Monday, July 27, 2009

Player Diary #3- Jackie Anderson-SA Finest

I’ve played for SA Finest for almost 2 years now. Joining this team has been one of the best things I could of done after undergoing a major back surgery to correct my scoliosis. After 6 months of rehabilitation from surgery, I joined my first AAU team with Coach Ray. I have progressed over time of training and playing on Coach Ray’s team. At my first tournament in Devine, I was seen by other AAU coaches as a clumsy, very raw, long and skinny girl who “couldn’t-catch-the-ball-to-save-her-life”. But Coach Ray saw something else, potentional. As I grew and expanded my game, those same coaches asked “that’s the same girl from Devine that couldn’t catch the ball?”

Over time, I realized I play basketball because I enjoy it and have a desire to win but have no shame in losing when I know I played my heart out for my coach, my teammates, and especially the occasional college coaches sitting on our baseline. Playing for SA Finest is defiantly not a walk in the park at all. It takes talent and effort and more than anything, heart. We constantly speak about pride in our huddles, either at half time or at the end of a hard fought game. It’s not about “the team was bigger, stronger, faster, and older” than us, because that constantly the case in most of our tournaments, it’s about “did we play with heart? Did we leave it all on the floor? Did we look like a basketball team out there?” Frequent questions that go through my head after a game, followed by, “man, I can’t believe I missed that lay up.” And, “those refs were absolutely horrible.” Any basketball players mind would ask themselves these same questions and think about every aspect of their game and their team’s game. I know I can go home happy if I know I gave everything I could and I helped my team give everything they could.

I know that, even when I’m in pain, I hate coming out of the game. Even when I can’t breathe, I don’t want to come out. I’m not thinking about, “my legs feel like they’re about to collapse underneath me” or “my lungs feel like a vacuum is sucking all the air out me”, I’m thinking about a million other things. Like my coach said, we are computers. All these different thoughts are going through our head at once in less than 3 seconds. “Keep your dribble until your going to shoot or pass it. Would this crazy man I call coach stop shouting at me?! I need to call a play but I can attack her high foot…” All spinning around your head at once plus your tired and sweating and there’s college coaches sitting right behind the basket and teammates on the bench and parents in the bleachers, waiting for you to do something. So the last thing you need to think about is pain. You can think about how much pain you’re in after the game

Joining this level of basketball has also gave me amazing opportunities such as playing against better competition, meeting girls basketball icons in San Antonio, and of coarse the ultimate opportunity, playing in front of college coaches. It is a dream of many young basketball players to play in college and to see the coaches sitting there watching you is an amazing yet nerve-wrecking feeling.

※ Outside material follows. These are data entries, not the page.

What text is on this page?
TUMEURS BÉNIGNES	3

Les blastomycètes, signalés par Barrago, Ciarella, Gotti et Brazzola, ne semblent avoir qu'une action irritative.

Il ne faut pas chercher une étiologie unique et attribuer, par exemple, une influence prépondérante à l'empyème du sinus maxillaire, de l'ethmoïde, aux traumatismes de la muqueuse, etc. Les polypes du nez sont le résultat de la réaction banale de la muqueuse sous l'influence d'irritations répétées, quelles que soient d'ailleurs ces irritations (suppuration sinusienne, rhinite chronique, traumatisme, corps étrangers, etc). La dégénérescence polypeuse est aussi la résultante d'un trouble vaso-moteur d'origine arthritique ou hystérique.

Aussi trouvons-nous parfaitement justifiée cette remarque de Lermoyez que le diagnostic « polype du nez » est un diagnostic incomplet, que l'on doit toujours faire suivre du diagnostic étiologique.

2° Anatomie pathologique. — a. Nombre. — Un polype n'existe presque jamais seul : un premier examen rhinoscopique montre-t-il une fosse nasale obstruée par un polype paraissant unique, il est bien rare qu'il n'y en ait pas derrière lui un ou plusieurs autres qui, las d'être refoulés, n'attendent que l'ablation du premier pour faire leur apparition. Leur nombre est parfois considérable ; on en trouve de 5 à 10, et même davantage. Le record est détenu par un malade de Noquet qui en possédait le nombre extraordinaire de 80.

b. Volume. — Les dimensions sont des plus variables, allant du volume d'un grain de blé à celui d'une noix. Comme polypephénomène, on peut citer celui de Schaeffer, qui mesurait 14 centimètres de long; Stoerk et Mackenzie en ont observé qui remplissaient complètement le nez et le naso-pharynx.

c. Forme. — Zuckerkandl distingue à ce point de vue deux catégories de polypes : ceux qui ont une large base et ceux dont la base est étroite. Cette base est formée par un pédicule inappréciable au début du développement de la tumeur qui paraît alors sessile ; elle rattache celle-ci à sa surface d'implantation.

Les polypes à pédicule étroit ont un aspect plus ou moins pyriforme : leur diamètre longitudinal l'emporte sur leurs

You want to impress the coaches but that’s a lot of pressure to do well. I just try not to see them there watching, but how can you not recognize them? They can give you a way into college and a good education just by being good at what you love to do.

I’ve learned, it’s easy to just stop, and a challenge to keep going. Though bumps and bruises and even back injuries, we all push each other to do better. We hate to see each other give up and not finish. I know I get furious when I see someone just stop trying. How do you get better if you never push yourself? Some people look at our team and think small and unathlectic, but they also see disciplined and determined. We all take each other accountable for our actions and we love each other through thick and thin, no matter what. And I love that about our team. At practices, we can be best friends off the court and when we get on the court we act like were the worst enemies. We go at each other because we want to all see each other get letters. I want to see them get letters and they want to see me get letters.

The thing I think most of the incoming freshmen on Finest are looking forward to getting to play on Team Xpress with Clarissa Davis-Wrightsil as a coach. I know I can’t wait to play with Team Xpress. Looking at all the players now that play for Xpress, it makes you want to be out there on the court playing. You want to be just like the girls on the team and get the chance to play with them. Playing for Team Xpress will be a chance to get even more opportunities to get looked at my colleges. I know this by going to their games and seeing every chair on the baseline with college coaches watching. I can’t wait to be out there playing in front of them.